И вот стали нам привозить письма — Ваш добрый друг то, да Ваш добрый друг се, да Его Честь Председатель Комитета уполномоченных хотел бы узнать о Вашем решении, да не прислать ли Вам специалиста на следующей неделе, да не хотите ли Вы начать работу в понедельник?.. Ну а мы, конечно, сидели и молчали. В нашей деревне нет почтового отделения, и стоит Нане вспомнить, что надо ехать за марками, как он мигом забывает и думать о корреспонденции.
А время летело. Пришел и прошел понедельник, потом вторник, потом среда. В четверг мы, как обычно, часов около трех собрались у Кофи и принялись за акпетише, и, когда в полпятого приехал уполномоченный, никто его не заметил и никто не встретил.
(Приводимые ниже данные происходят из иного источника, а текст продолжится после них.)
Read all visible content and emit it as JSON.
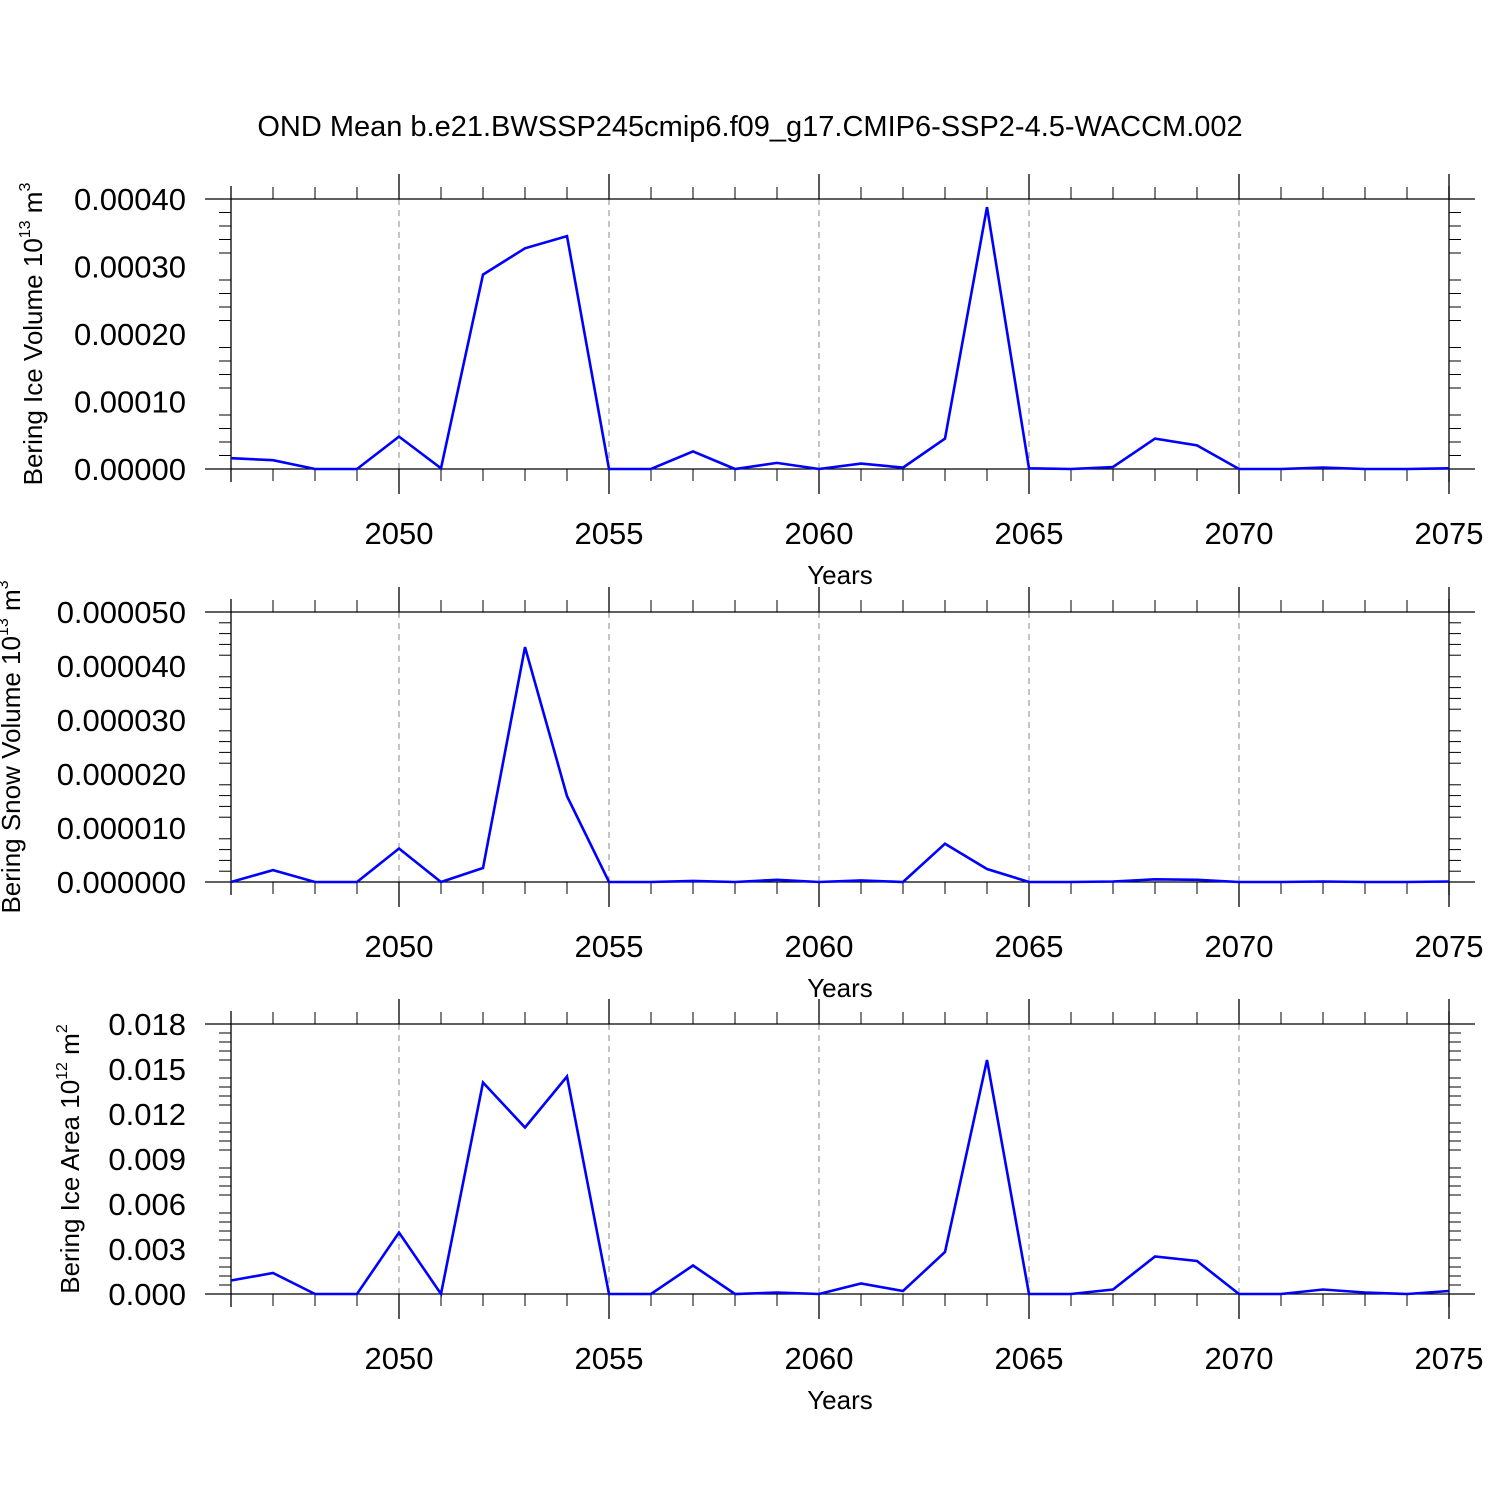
{
  "title": "OND Mean b.e21.BWSSP245cmip6.f09_g17.CMIP6-SSP2-4.5-WACCM.002",
  "colors": {
    "line": "#0000ff",
    "axis": "#000000",
    "grid": "#888888"
  },
  "chart_data": [
    {
      "type": "line",
      "ylabel": {
        "text": "Bering Ice Volume 10",
        "exponent": "13",
        "unit": "m",
        "unit_exponent": "3"
      },
      "xlabel": "Years",
      "xlim": [
        2046,
        2075
      ],
      "xticks": [
        2050,
        2055,
        2060,
        2065,
        2070,
        2075
      ],
      "xtick_labels": [
        "2050",
        "2055",
        "2060",
        "2065",
        "2070",
        "2075"
      ],
      "ylim": [
        0,
        0.0004
      ],
      "yticks": [
        0,
        0.0001,
        0.0002,
        0.0003,
        0.0004
      ],
      "ytick_labels": [
        "0.00000",
        "0.00010",
        "0.00020",
        "0.00030",
        "0.00040"
      ],
      "grid": "vertical dashed at major x ticks",
      "x": [
        2046,
        2047,
        2048,
        2049,
        2050,
        2051,
        2052,
        2053,
        2054,
        2055,
        2056,
        2057,
        2058,
        2059,
        2060,
        2061,
        2062,
        2063,
        2064,
        2065,
        2066,
        2067,
        2068,
        2069,
        2070,
        2071,
        2072,
        2073,
        2074,
        2075
      ],
      "values": [
        1.6e-05,
        1.3e-05,
        0.0,
        0.0,
        4.8e-05,
        1e-06,
        0.000288,
        0.000327,
        0.000345,
        0.0,
        0.0,
        2.6e-05,
        0.0,
        9e-06,
        0.0,
        8e-06,
        2e-06,
        4.5e-05,
        0.000388,
        1e-06,
        0.0,
        3e-06,
        4.5e-05,
        3.5e-05,
        0.0,
        0.0,
        2e-06,
        0.0,
        0.0,
        1e-06
      ]
    },
    {
      "type": "line",
      "ylabel": {
        "text": "Bering Snow Volume 10",
        "exponent": "13",
        "unit": "m",
        "unit_exponent": "3"
      },
      "xlabel": "Years",
      "xlim": [
        2046,
        2075
      ],
      "xticks": [
        2050,
        2055,
        2060,
        2065,
        2070,
        2075
      ],
      "xtick_labels": [
        "2050",
        "2055",
        "2060",
        "2065",
        "2070",
        "2075"
      ],
      "ylim": [
        0,
        5e-05
      ],
      "yticks": [
        0,
        1e-05,
        2e-05,
        3e-05,
        4e-05,
        5e-05
      ],
      "ytick_labels": [
        "0.000000",
        "0.000010",
        "0.000020",
        "0.000030",
        "0.000040",
        "0.000050"
      ],
      "grid": "vertical dashed at major x ticks",
      "x": [
        2046,
        2047,
        2048,
        2049,
        2050,
        2051,
        2052,
        2053,
        2054,
        2055,
        2056,
        2057,
        2058,
        2059,
        2060,
        2061,
        2062,
        2063,
        2064,
        2065,
        2066,
        2067,
        2068,
        2069,
        2070,
        2071,
        2072,
        2073,
        2074,
        2075
      ],
      "values": [
        0.0,
        2.2e-06,
        0.0,
        0.0,
        6.2e-06,
        0.0,
        2.6e-06,
        4.35e-05,
        1.59e-05,
        0.0,
        0.0,
        2e-07,
        0.0,
        4e-07,
        0.0,
        3e-07,
        0.0,
        7.1e-06,
        2.4e-06,
        0.0,
        0.0,
        1e-07,
        5e-07,
        4e-07,
        0.0,
        0.0,
        1e-07,
        0.0,
        0.0,
        1e-07
      ]
    },
    {
      "type": "line",
      "ylabel": {
        "text": "Bering Ice Area 10",
        "exponent": "12",
        "unit": "m",
        "unit_exponent": "2"
      },
      "xlabel": "Years",
      "xlim": [
        2046,
        2075
      ],
      "xticks": [
        2050,
        2055,
        2060,
        2065,
        2070,
        2075
      ],
      "xtick_labels": [
        "2050",
        "2055",
        "2060",
        "2065",
        "2070",
        "2075"
      ],
      "ylim": [
        0,
        0.018
      ],
      "yticks": [
        0,
        0.003,
        0.006,
        0.009,
        0.012,
        0.015,
        0.018
      ],
      "ytick_labels": [
        "0.000",
        "0.003",
        "0.006",
        "0.009",
        "0.012",
        "0.015",
        "0.018"
      ],
      "grid": "vertical dashed at major x ticks",
      "x": [
        2046,
        2047,
        2048,
        2049,
        2050,
        2051,
        2052,
        2053,
        2054,
        2055,
        2056,
        2057,
        2058,
        2059,
        2060,
        2061,
        2062,
        2063,
        2064,
        2065,
        2066,
        2067,
        2068,
        2069,
        2070,
        2071,
        2072,
        2073,
        2074,
        2075
      ],
      "values": [
        0.0009,
        0.0014,
        0.0,
        0.0,
        0.0041,
        0.0,
        0.0141,
        0.0111,
        0.0145,
        0.0,
        0.0,
        0.0019,
        0.0,
        0.0001,
        0.0,
        0.0007,
        0.0002,
        0.0028,
        0.0156,
        0.0,
        0.0,
        0.0003,
        0.0025,
        0.0022,
        0.0,
        0.0,
        0.0003,
        0.0001,
        0.0,
        0.0002
      ]
    }
  ]
}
Он послал своего переводчика найти Нану и стариков.
— Нана нездоров, — сказал Кофи.
— Он уехал путешествовать.
— У него траур по сестре.
— У него корь. — Это ляпнул юный образованный идиот, ученик нашей новой миссионерской школы.
Переводчик — все переводчики у нас африканцы — постоял сперва на одной ноге, потом на другой, а потом долго чесал в затылке. Он-то понимал, что после бутылки акпетише даже и не уехавший путешествовать старейшина окажет уполномоченному такую же помощь, как старейшина, отбывший за тридевять земель. И я думаю, переводчик объяснил это уполномоченному — поэтому что тот, толстеющий европеец с красным лицом и водянистыми глазами, ужасно разозлился, обругал Нану и всю деревню и приказал полисмену отобрать у нас акпетише, а перегонный аппарат найти и сломать. Обычно две-три канистры акпетише всегда хранятся у Опанина Кунтора, но на этот раз полисмену не повезло: мы недавно отмечали праздник Урожая, и у нас осталось только две бутыли. И вот когда полисмен их нашел и забрал (мы не протестовали), появился Нана. Да, наш старейшина был явно не в себе…
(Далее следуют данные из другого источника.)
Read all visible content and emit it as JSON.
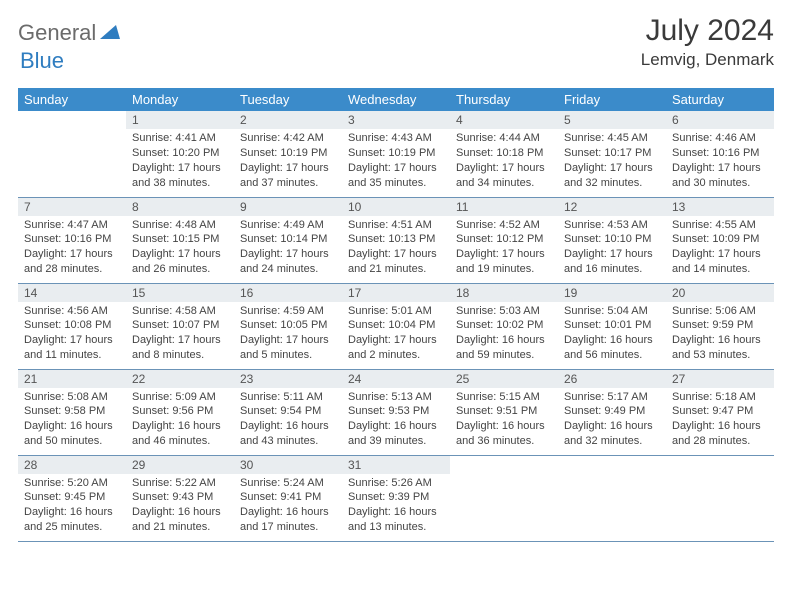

Уполномоченный правительства глянул на Нану и сейчас же, не сказав ни слова, уехал, а мы отправились по домам спать. Но на следующее утро мы порядком струхнули, быстренько собрались в хижине Наны и пригласили на совещание школьного учителя. Всем было ясно: надо что-то делать, иначе деревне не миновать беды, и оставался единственный выход — «развиваться». И вот учитель написал письмо, Нана и старики как умели расписались, а Франсис Кофи сел на велосипед и повез письмо в город.
Это было явно то, что нужно: через два дня в деревню приехал «лэнд-ровер», в нем восседали полисмен и агент по развитию. Мы расчистили площадку и по очереди стали копать. Работа оказалась легкой, и ничто ее не омрачало, если не считать одного происшествия: на вторую ночь старик Найентекки вышел из дому по малой нужде, споткнулся о бетонное кольцо для колодца и свалился в яму, которую мы вырыли, а европеец — то-то был храбрец вроде Лугарда[3] — выскочил из школы (он там временно жил), помчался к колодцу, увидел Нейентекки, нянчившего свою вывихнутую при падении щиколотку, убедился, что никакая опасность «развитию» не грозит, и вернулся в школу — да не тут-то было: полисмен не заметил, как агент выходил, и стал в него стрелять, и чуть не убил; может быть, полисмен решил поохотиться.